Jede Note, jedes Motiv kam aus einem unbekannten Raum, einem Ort, an dem die Zeit selbst ihre Form verlor. Das „Lacrimosa“, jener Abschnitt, der die Tränen des Jüngsten Gerichts besingt, wurde zu einer der eindringlichsten Klagen der Musikgeschichte — und blieb unvollendet.
Je näher der ursprüngliche Termin rückte, desto deutlicher wurde, dass Mozarts ehrgeiziger Zeitplan nicht eingehalten werden konnte. Als der Fremde zurückkam, um die Arbeit zu überprüfen, erklärte Mozart, dass er einen weiteren Monat benötige, da das Projekt viel Inspiration und akribische Studien erfordere. Zu seiner Erleichterung willigte der Fremde ein und bot sogar eine zusätzliche Bezahlung an. Doch dieser Austausch steigerte nur Mozarts Faszination für den Mäzen. Er beauftragte einen Diener, dem Mann zu folgen und seine Identität herauszufinden, doch der Fremde verschwand spurlos. Dieses mysteriöse Verschwinden bestärkte Mozart in seiner Überzeugung, dass der Fremde kein gewöhnlicher Sterblicher war. Späteren Berichten zufolge begann Mozart zu vermuten, dass der Besucher ein Bote aus dem Jenseits war, der ihn vor seinem bevorstehenden Tod warnen wollte. Unabhängig davon, ob diese Überzeugung ihn motivierte oder seine Qualen noch verstärkte, arbeitete Mozart mit Inbrunst an dem Requiem weiter, oft bis an den Rand des Zusammenbruchs.
Im Spätherbst 1791 verschlechterte sich Mozarts Gesundheitszustand so sehr, dass er sein Bett für längere Zeit nicht mehr verlassen konnte. Trotzdem arbeitete er unermüdlich am Requiem, getrieben von Pflichtgefühl und dem Bewusstsein, keinen Augenblick mehr innehalten zu dürfen. Immer wieder wurde er ohnmächtig, weil sein Körper der Anstrengung nicht mehr gewachsen war. Von Tag zu Tag wurde er schwächer. Sein Fieber brannte, aber sein Geist schien hellwach, als wollte er gegen die Zerbrechlichkeit seines Körpers ansingen. Seine Augen, tief eingesunken und von Schmerz umrandet, blieben auf die Partitur gerichtet. Doch die Kraft reichte nicht. Am 5. Dezember 1791 verstummte Mozart, sein Requiem unvollendet vor sich liegend, wie ein letztes Geheimnis, das er der Welt hinterließ.

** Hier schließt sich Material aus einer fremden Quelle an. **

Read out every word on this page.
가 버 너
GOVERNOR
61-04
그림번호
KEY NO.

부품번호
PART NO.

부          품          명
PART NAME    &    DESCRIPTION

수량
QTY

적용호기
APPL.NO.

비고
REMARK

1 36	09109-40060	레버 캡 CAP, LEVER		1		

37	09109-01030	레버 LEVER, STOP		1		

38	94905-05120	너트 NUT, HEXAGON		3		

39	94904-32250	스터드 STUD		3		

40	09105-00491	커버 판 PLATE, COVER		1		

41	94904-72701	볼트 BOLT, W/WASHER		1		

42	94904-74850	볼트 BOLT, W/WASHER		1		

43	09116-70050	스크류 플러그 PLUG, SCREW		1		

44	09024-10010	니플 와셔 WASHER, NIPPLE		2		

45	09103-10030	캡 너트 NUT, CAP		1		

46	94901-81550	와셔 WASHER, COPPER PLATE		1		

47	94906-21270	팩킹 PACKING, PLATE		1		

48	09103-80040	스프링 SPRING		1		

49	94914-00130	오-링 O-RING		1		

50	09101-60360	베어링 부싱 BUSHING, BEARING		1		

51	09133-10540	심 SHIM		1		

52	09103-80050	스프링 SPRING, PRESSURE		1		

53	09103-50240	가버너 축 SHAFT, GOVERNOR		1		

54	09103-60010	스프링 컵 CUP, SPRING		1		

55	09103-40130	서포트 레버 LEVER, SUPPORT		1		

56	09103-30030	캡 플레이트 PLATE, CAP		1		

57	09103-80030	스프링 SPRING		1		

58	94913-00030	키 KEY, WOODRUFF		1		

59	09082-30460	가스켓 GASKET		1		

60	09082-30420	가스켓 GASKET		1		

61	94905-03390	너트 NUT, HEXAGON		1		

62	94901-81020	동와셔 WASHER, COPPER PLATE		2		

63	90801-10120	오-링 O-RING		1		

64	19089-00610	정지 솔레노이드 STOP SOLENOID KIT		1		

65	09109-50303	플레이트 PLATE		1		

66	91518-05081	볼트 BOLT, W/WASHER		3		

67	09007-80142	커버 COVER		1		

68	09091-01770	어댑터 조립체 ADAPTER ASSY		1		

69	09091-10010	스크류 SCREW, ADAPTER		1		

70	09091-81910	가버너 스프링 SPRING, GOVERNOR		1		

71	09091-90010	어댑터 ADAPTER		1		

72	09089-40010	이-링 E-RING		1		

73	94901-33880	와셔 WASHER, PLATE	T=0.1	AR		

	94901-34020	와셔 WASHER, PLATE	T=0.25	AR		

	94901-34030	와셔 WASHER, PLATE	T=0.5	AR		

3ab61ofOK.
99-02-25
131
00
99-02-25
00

Als der Fremde zurückkehrte, musste auch er feststellen, dass der große Komponist keine einzige Note mehr zu Papier bringen würde. Constanze, hin- und hergerissen zwischen Trauer und Pragmatismus, übernahm die Aufgabe, das Werk zu vollenden. Sie wandte sich an Franz Xaver Süssmayr, einen Schüler Mozarts, der sich bemühte, die losen Fäden des Werkes wieder zusammenzufügen. In den Händen des jungen Komponisten nahm das Requiem eine neue Gestalt an, doch der Schatten Mozarts schwebte weiterhin über jeder neu gesetzten Note. Mozart konnte das Haus noch nicht verlassen haben, wunderte sich vielleicht über seine neu gewonnene Leichtigkeit und freute sich schließlich über seinen jungen Schüler, der durch seine besondere Aufmerksamkeit für den Geist Mozarts, der ihn umgab, empfänglich war.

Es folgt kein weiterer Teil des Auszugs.